“The Editor of AdAsia suggested to me this series of features on the advertising and media bodies as he felt it would not only help inform the readers of his magazine but also give me an insight into the industry in which I will eventually find a career. Four of the bodies contacted were more than willing to co-operate, one chose not be featured for reasons best known to themselves. Perhaps they get too little credit for the amount of work they put in. In this, my first in the series, I investigate the Institute of Public Relations” – JL
“The perceived image of Public Relations. When you have low budgets then use PR, when you have no other route to turn to then use PR as a last resort, or alternatively there are some people who ask what is PR? PR is just shaking hand, smiling, making sure people are happy. I don’t think that is the definition of PR but that is the image people have had of PR over the years, it is very ingrained.” The very words, of Institute of Public Relations Singapore President, Mr. Gregory Tan when asked what he dislikes most about the industry. So what exactly has he and the IPRS done to correct the perceived image?
The IPRSwas formed in 1970 with humble beginnings of 30 members whose mutual aims were to bring Singapore’s PR to greater professional heights. IPRS was officially registered on 29 December 1970 where its members held their very first board meeting in March 1971.
IPRS serves to set industry standards and increase public awareness of the PR profession. It launched an accreditation scheme in July 2001 to recognize PR professionals in terms of their experience and competence under a code of ethics, complete with a formal certification process. Successful applicants of the accreditation process are authorised to use the “AMIPRS” designation, which IPRS is implementing to make a requirement when employers hire a PR professional.
The secretariat serves as the central administrative body of the institute with 5 full-time executives who provide administrative services and implement strategies planned by the council members. In addition, it is also the secretariat of the Federation of ASEAN PR Organisation, positioning IPRS as a regional institute.
Membership with the IPRS currently stands at 580, 17 of which are corporate company members. The memberships are classified mainly under 5 categories; associate, affiliate, full, accredited and fellow member upon invitation. Full members pay a one-time down payment of $250, associate members pay $150 and affiliate members at $100. Subsequent annual subscription fees for each category vary according to the specific quarter of the year.
Education is one of the IPRS’s main priorities. The institute used to run only basic courses in PR skills. It ran Certificate in Public Relations (now renamed Certificate in Public Relations and Mass Communications) for the last 25 years but has since increased it to Diploma in PR as well as a degree program from Charles Sturt University in PR and Organizational Communication. IPRS is also linked with NTU where member graduates are given first priority in their graduate diploma scheme, which leads on to their Masters. IPRS recently entered China, introducing their diploma and degree program training courses to Guangzhou Public Relations Association where a Memorandum of Understanding (MOU) has been signed. IRPS, together with Forte-IRI, an education provider will launch a Master in Arts in Strategic Communication and Public Relations by the second quarter of the year.
Kick-starting the first quarter of this year are the Prism awards now into the seventh year.

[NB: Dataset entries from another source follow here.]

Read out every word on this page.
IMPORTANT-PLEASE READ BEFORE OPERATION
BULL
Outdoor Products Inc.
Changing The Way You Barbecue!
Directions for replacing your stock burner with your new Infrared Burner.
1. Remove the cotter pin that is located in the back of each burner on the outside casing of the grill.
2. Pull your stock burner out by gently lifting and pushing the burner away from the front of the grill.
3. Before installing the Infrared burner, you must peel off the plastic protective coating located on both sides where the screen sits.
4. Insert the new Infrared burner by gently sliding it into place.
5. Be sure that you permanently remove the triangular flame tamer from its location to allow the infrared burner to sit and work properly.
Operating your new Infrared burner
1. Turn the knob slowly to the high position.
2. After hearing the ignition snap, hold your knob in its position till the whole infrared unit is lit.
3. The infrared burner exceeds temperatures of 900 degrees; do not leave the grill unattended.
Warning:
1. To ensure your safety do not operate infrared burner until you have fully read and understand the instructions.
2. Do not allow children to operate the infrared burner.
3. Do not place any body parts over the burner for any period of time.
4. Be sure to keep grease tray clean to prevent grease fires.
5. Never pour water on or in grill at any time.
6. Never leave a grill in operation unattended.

The IPRS expects a turnout of 300 PR practitioners at the Fullerton hotel when the event is held this month.
Relying solely on fees from membership and education courses for income, IPRS has experienced setbacks along the way. “I think in all associations and non-profit organizations, one of the major problems all of us share is the apathetic response from the members and members of the profession. Apathetic response in a sense of people not coming forward to share views to partake in responsibilities,” he added, “Council members are all on voluntary basis, none of us are being paid.”
Mr Tan’s presidency ends in March 2002 where he will step down but continue to provide advice and expertise to the future councils. “I only wish and hope the subsequent councils will keep the ball rolling and keep the momentum going because this is essential in the new economy.”
Although it may be challenging, perceptions can be changed. It is the task of the IPRS to improve the standing of the profession through greater awareness, research and education of the practitioners.